Kliksaja.co – Komisi Pemberantasan Korupsi (KPK) berjanji bakal menelusuri kebenaran informasi yang disampaikan mantan Bendahara Umum Partai Demokrat Muhammad Nazaruddin terkait dugaan gratifikasi yang diterima mantan Menteri Dalam Negeri Gamawan Fauzi dalam dugaan korupsi pengadaan e-KTP tahun 2011-2012.

“Jadi nanti saya akan coba mengumpulkan informasi terkait ini. Dipelajari dululah,” ujar Ketua KPK Agus Rahardjo saat ditemui di Puri Imperium Office Plaza, Kuningan, Jakarta (Rabu, 28/9).

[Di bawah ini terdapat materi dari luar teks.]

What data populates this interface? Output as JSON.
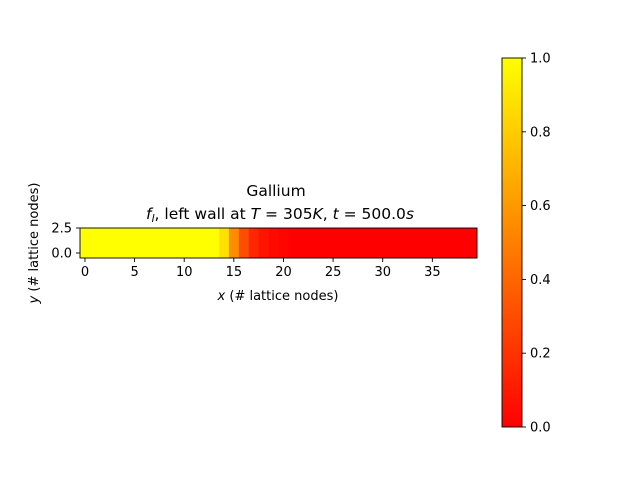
{
  "chart_data": {
    "type": "heatmap",
    "title": "Gallium",
    "subtitle_parts": {
      "f": "f",
      "l": "l",
      "mid": ", left wall at ",
      "T": "T",
      "T_value": " = 305",
      "K": "K",
      "sep": ", ",
      "t": "t",
      "t_value": " = 500.0",
      "s": "s"
    },
    "xlabel_parts": {
      "var": "x",
      "rest": " (# lattice nodes)"
    },
    "ylabel_parts": {
      "var": "y",
      "rest": " (# lattice nodes)"
    },
    "xlim": [
      -0.5,
      39.5
    ],
    "ylim": [
      -0.5,
      2.5
    ],
    "x_ticks": [
      "0",
      "5",
      "10",
      "15",
      "20",
      "25",
      "30",
      "35"
    ],
    "y_ticks": [
      "0.0",
      "2.5"
    ],
    "colormap": "autumn",
    "color_range": [
      0.0,
      1.0
    ],
    "colorbar_ticks": [
      "0.0",
      "0.2",
      "0.4",
      "0.6",
      "0.8",
      "1.0"
    ],
    "rows": 3,
    "columns": 40,
    "column_values": [
      1,
      1,
      1,
      1,
      1,
      1,
      1,
      1,
      1,
      1,
      1,
      1,
      1,
      1,
      0.88,
      0.55,
      0.3,
      0.15,
      0.08,
      0.04,
      0.02,
      0,
      0,
      0,
      0,
      0,
      0,
      0,
      0,
      0,
      0,
      0,
      0,
      0,
      0,
      0,
      0,
      0,
      0,
      0
    ]
  }
}
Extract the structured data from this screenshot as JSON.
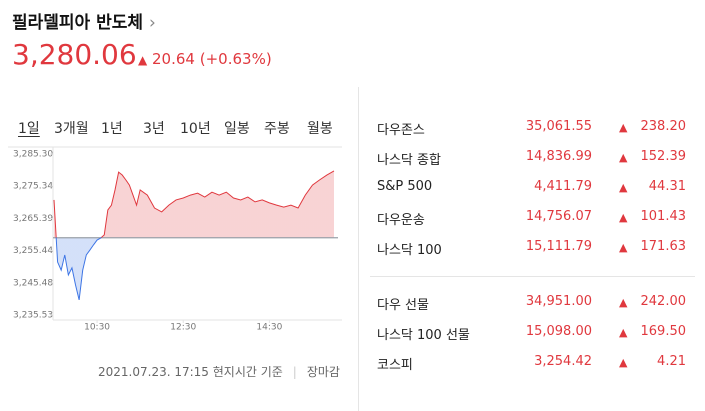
{
  "header": {
    "title": "필라델피아 반도체",
    "price": "3,280.06",
    "change": "20.64",
    "change_pct": "(+0.63%)"
  },
  "tabs": [
    "1일",
    "3개월",
    "1년",
    "3년",
    "10년",
    "일봉",
    "주봉",
    "월봉"
  ],
  "chart_data": {
    "type": "line",
    "x": [
      "09:30",
      "09:35",
      "09:40",
      "09:45",
      "09:50",
      "09:55",
      "10:00",
      "10:05",
      "10:10",
      "10:15",
      "10:20",
      "10:25",
      "10:30",
      "10:35",
      "10:40",
      "10:45",
      "10:50",
      "10:55",
      "11:00",
      "11:05",
      "11:10",
      "11:15",
      "11:20",
      "11:25",
      "11:30",
      "11:40",
      "11:50",
      "12:00",
      "12:10",
      "12:20",
      "12:30",
      "12:40",
      "12:50",
      "13:00",
      "13:10",
      "13:20",
      "13:30",
      "13:40",
      "13:50",
      "14:00",
      "14:10",
      "14:20",
      "14:30",
      "14:40",
      "14:50",
      "15:00",
      "15:10",
      "15:20",
      "15:30",
      "15:40",
      "15:50",
      "16:00"
    ],
    "values": [
      3271.1,
      3251.9,
      3249.4,
      3254.1,
      3247.9,
      3250.1,
      3244.8,
      3240.2,
      3249.4,
      3254.1,
      3255.6,
      3257.2,
      3258.7,
      3259.3,
      3260.3,
      3268.0,
      3269.5,
      3274.2,
      3279.7,
      3278.8,
      3277.3,
      3275.7,
      3272.6,
      3269.5,
      3274.2,
      3272.6,
      3268.6,
      3267.4,
      3269.5,
      3271.1,
      3271.7,
      3272.6,
      3273.2,
      3272.0,
      3273.5,
      3272.6,
      3273.5,
      3271.7,
      3271.1,
      3272.0,
      3270.5,
      3271.1,
      3270.2,
      3269.5,
      3268.9,
      3269.5,
      3268.6,
      3272.6,
      3275.7,
      3277.3,
      3278.8,
      3280.06
    ],
    "reference": 3259.42,
    "up_color": "#e0383e",
    "down_color": "#3d75e5",
    "xlim": [
      "09:30",
      "16:00"
    ],
    "xticks": [
      "10:30",
      "12:30",
      "14:30"
    ],
    "ylim": [
      3235.53,
      3285.3
    ],
    "yticks": [
      {
        "value": 3285.3,
        "label": "3,285.30"
      },
      {
        "value": 3275.34,
        "label": "3,275.34"
      },
      {
        "value": 3265.39,
        "label": "3,265.39"
      },
      {
        "value": 3255.44,
        "label": "3,255.44"
      },
      {
        "value": 3245.48,
        "label": "3,245.48"
      },
      {
        "value": 3235.53,
        "label": "3,235.53"
      }
    ]
  },
  "footer": {
    "timestamp": "2021.07.23. 17:15 현지시간 기준",
    "status": "장마감"
  },
  "quotes": [
    [
      {
        "name": "다우존스",
        "value": "35,061.55",
        "change": "238.20"
      },
      {
        "name": "나스닥 종합",
        "value": "14,836.99",
        "change": "152.39"
      },
      {
        "name": "S&P 500",
        "value": "4,411.79",
        "change": "44.31"
      },
      {
        "name": "다우운송",
        "value": "14,756.07",
        "change": "101.43"
      },
      {
        "name": "나스닥 100",
        "value": "15,111.79",
        "change": "171.63"
      }
    ],
    [
      {
        "name": "다우 선물",
        "value": "34,951.00",
        "change": "242.00"
      },
      {
        "name": "나스닥 100 선물",
        "value": "15,098.00",
        "change": "169.50"
      },
      {
        "name": "코스피",
        "value": "3,254.42",
        "change": "4.21"
      }
    ]
  ]
}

Menurutnya, penyidik akan mempelajari informasi yang dilontarkan Nazar. Namun begitu, Agus mengaku belum bisa memberikan komentar atas langkah apa yang akan diambil dalam pengembangan kasus tersebut.

“Coba nanti saya teliti dulu. Saya belum tahu secara detail karena yang paling tahu kan penyidik,” ucapnya.

Usai menjalani pemeriksaan KPK pada Selasa 27 September kemarin, Nazar bersikeras bahwa Gamawan Fauzi harus menjadi tersangka dalam kasus korupsi pengedaan e-KTP. Menurutnya, mantan gubernur Sumatera Barat itu telah menerima sejumlah uang.

“Sekarang yang pasti e-KTP sudah ditangani oleh KPK. Kita harus percaya dengan KPK. Yang pasti Mendagrinya waktu itu (Gamawan) harus tersangka,” jelas Nazar.

KPK mendalami kasus e-KTP pada tingkat penyidikan selama lebih dari dua tahun. Baru satu tersangka yang ditetapkan, yakni Sugiharto yang merupakan Direktur Pengelola Informasi Administrasi Kependudukan Dirjen Kependudukan dan Pencatatan Sipil Kemendagri.

Dia dijerat Pasal 2 ayat 1 subsider Pasal 3 Undang-Undang 31/1999 sebagaimana diubah dengan UU 20/2001 tentang Pemberantasan Tindak Pidana Korupsi junto Pasal 55 ayat 1 ke-1 junto Pasal 64 ayat 1 KUHP.

Sugiharto yang juga berperan sebagai pejabat pembuat komitmen (PPK) dalam sengkarut proyek senilai Rp 6 triliun itu diduga telah menyalahgunakan kewenangan sehingga merugikan uangan negara Rp 2 triliun.

Audit Badan Pemeriksa Keuangan (BPK) yang dilakukan pada semester I tahun 2012 menemukan adanya pelanggaran dalam pelaksanaan tender e-KTP, yakni melanggar Peraturan Presiden Nomor 54/2010 tentang Pengadaan Barang dan Jasa Pemerintah. Pelanggaran tersebut telah berimbas kepada penghematan keuangan negara.

Dalam auditnya, BPK menemukan ketidakefektifan pemakaian anggaran dalam proyek ini sebanyak 16 item dengan nilai Rp 6,03 miliar, dan tiga item senilai Rp 605,84 juta. Kemudian terdapat lima item yang diindikasikan merugikan keuangan negara senilai Rp 36,41 miliar, dan potensi kerugian negara sebanyak tiga item senilai Rp 28,90 miliar.

Selain itu, BPK juga menemukan pelanggaran dalam proses pengadaan proyek e-KTP.‎ Dari hasil audit BPK juga disimpulkan bahwa konsorsium rekanan yang ditunjuk, yakni Percetakan Negara Republik Indonesia (PNRI), tidak dapat memenuhi jumlah pencapaian e-KTP tahun 2011 yang telah ditetapkan dalam kontrak. Hal tersebut terjadi karena PNRI tidak berupaya memenuhi jumlah penerbitan e-KTP tahun 2011 sesuai kontrak.

Dalam audit BPK disebutkan juga terdapat ‘kongkalikong’ yang dilakukan antara PT PNRI dengan Panitia Pengadaan. Persekongkolan itu terjadi saat proses pelelangan, yakni ketika penetapan Harga Perkiraan Sendiri (HPS).